When to See a Doctor About Leg Bouncing
Not all leg shaking is equal. “It’s vital to distinguish between simple leg shaking or fidgeting — a sign of nervousness, stress, or boredom — and restless legs syndrome, a recognized neurological disorder characterized by a strong, often irresistible urge to move one’s legs,” says Dr. Porter. “If discomfort or pain accompanies leg shaking, seek clinical advice from a healthcare professional.”
Do You Need to Do Anything About Leg Shaking?
Leg bouncing or shaking on its own doesn’t pose any real health problems, but you might find it stresses you or other people out or affects communication.
Porter acknowledges that “leg shaking might be perceived as a sign of nervousness or impatience by others, which can lead to miscommunication or misunderstanding in social or professional situations,” he says. “In quiet or shared spaces, this repetitive movement can be distracting or annoying to others.”
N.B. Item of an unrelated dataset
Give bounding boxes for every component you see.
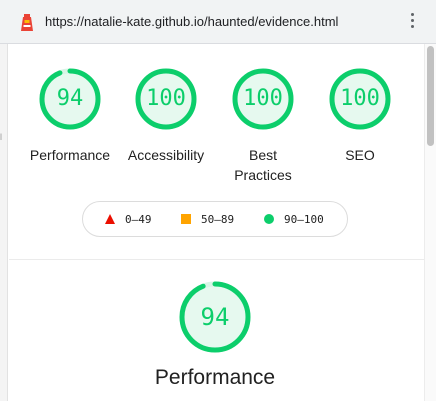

There is no apparent danger that comes with leg shaking (as long as pain doesn’t accompany it), and the movement can often provide relief. But it is sometimes distracting, can take a toll on your productivity, and can cause a sense of restlessness or agitation in the people around you.
If it bothers you, Porter suggests “recognizing when you’re shaking your leg and understanding the triggers” to help manage the habit. He recommends the following:
- Getting regular exercise
- Limiting caffeine intake
- Practicing healthy sleep habits
- Changing your posture
- Using stress management techniques such as meditation, deep breathing, or yoga
- Discussing underlying causes of anxiety with a mental health professional
- Replacing the habit with another movement-based behavior
The Takeaway
- Leg bouncing can often relate to anxiety, stress, or a buildup of physical energy and might serve a similar purpose to exercise while sitting.
- Although seen as a coping mechanism, excessive leg shaking coupled with pain or significant disruption to daily life might mean you’d benefit from talking to a healthcare professional.
- Cutting down on caffeine intake, incorporating regular exercise, and engaging in relaxation practices like meditation can help manage this habit.
- If leg bouncing begins to affect your social or professional interactions, identify your possible triggers and explore having open conversations for better management.